I bowed, trying not to show my surprise or my extreme satisfaction. Mr. Gryce assumed his most benignant aspect (always
a dangerous one with him), and began his story.
CHAPTER II
I Am Tempted
“Some ninety miles from here, in a more or less inaccessible region, there is a small but interesting village, which has been the scene of so many unaccountable disappearances that the attention of the New York police has at last been directed to it. The village, which is at least two miles from any railroad, is one of those quiet, placid little spots found now and then among the mountains, where life is simple, and crime, to all appearance, an element so out of accord with every other characteristic of the place as to seem a complete anomaly. Yet crime, or some other hideous mystery almost equally revolting, has during the last five years been accountable for the disappearance in or about this village of four persons of various ages and occupations.
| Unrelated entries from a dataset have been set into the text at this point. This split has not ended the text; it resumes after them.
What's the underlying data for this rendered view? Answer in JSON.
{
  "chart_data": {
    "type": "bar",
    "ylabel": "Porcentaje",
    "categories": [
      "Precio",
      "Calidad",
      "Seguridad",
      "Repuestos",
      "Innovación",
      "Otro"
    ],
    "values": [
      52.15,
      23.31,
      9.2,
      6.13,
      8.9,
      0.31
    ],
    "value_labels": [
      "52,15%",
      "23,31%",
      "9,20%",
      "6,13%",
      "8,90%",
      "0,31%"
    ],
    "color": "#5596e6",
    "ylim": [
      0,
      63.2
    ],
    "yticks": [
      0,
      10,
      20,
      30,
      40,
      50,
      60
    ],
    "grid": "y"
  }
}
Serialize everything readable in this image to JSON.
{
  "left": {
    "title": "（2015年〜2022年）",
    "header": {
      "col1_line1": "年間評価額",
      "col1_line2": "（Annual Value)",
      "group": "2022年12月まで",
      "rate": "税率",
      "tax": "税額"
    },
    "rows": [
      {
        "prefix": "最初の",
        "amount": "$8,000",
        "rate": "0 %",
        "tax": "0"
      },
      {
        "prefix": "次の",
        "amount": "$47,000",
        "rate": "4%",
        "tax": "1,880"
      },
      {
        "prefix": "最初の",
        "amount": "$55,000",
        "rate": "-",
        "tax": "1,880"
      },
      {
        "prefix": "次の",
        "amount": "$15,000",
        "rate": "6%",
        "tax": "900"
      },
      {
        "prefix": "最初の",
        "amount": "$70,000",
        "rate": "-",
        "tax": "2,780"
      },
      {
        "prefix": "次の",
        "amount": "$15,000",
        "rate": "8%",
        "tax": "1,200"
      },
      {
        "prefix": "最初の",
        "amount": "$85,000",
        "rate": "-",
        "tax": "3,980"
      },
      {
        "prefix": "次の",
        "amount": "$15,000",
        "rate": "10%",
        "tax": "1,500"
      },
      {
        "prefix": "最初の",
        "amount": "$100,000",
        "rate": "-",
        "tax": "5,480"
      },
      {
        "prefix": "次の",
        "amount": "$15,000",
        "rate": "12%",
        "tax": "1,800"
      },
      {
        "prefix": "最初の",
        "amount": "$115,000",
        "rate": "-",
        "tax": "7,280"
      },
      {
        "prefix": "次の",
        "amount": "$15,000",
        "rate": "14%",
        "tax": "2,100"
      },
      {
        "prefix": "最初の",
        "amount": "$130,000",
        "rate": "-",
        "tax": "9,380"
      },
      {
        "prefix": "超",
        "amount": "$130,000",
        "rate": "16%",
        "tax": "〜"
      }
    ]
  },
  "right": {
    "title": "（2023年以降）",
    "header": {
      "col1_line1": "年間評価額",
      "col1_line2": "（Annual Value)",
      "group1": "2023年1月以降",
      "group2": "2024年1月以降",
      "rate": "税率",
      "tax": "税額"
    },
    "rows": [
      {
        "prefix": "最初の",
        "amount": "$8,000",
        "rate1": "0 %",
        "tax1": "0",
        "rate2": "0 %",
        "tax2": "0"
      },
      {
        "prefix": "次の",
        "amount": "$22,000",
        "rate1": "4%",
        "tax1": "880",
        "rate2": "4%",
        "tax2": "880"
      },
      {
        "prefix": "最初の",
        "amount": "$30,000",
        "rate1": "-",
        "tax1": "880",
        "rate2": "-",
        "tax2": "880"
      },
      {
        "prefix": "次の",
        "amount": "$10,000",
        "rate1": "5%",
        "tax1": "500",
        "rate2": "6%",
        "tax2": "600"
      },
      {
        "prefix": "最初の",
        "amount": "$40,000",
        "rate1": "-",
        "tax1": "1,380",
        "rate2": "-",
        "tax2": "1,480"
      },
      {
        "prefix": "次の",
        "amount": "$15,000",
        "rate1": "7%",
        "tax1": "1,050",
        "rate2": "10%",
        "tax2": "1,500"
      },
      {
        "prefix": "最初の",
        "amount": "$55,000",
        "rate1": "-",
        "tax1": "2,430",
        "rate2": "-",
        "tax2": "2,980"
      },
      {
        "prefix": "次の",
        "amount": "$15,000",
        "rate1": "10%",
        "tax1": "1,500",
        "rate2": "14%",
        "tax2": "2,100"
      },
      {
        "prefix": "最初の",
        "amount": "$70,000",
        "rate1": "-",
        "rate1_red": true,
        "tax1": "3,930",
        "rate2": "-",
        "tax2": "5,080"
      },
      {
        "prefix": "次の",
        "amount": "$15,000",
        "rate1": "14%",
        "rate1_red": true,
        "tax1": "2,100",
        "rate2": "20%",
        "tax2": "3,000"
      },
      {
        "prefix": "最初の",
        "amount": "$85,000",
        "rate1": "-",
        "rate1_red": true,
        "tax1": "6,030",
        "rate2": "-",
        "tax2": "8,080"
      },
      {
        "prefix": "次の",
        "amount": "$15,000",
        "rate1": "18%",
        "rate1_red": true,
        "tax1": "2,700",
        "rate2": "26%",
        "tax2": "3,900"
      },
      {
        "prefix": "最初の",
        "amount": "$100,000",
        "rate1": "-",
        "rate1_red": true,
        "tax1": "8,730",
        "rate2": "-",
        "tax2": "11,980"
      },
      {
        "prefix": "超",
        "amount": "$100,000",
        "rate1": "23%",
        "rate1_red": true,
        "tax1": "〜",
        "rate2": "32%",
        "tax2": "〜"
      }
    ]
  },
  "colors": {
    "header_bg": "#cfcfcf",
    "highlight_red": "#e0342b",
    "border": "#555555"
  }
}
Of these, three were strangers and one a well-known vagabond accustomed to tramp the hills and live on the bounty of farmers’ wives. All were of the male sex, and in no case has any clue ever come to light as to their fate. That is the matter as it stands before the police today.”
“A serious affair,” I remarked. “Seems to me I have read of such things in novels. Is there a tumbled-down old inn in the vicinity where beds are made up over trap-doors?”
His smile was a mild protest against my flippancy.
“I have visited the town myself. There is no inn there, but a comfortable hotel of the most matter-of-fact sort, kept by the frankest and most open-minded of landlords. Besides, these disappearances, as a rule, did not take place at night, but in broad daylight. Imagine this street at noon. It is a short one, and you know every house on it, and you think you know every lurking-place. You see a man enter it at one end and you expect him to issue from it at the other. But suppose he never does. More than that, suppose he is never heard of again, and that this thing should happen in this one street four times during five years.”
“I should move,” I dryly responded.
“Would you? Many good people have moved from the place I speak of, but that has not helped matters. The disappearances go on just the same and the mystery continues.”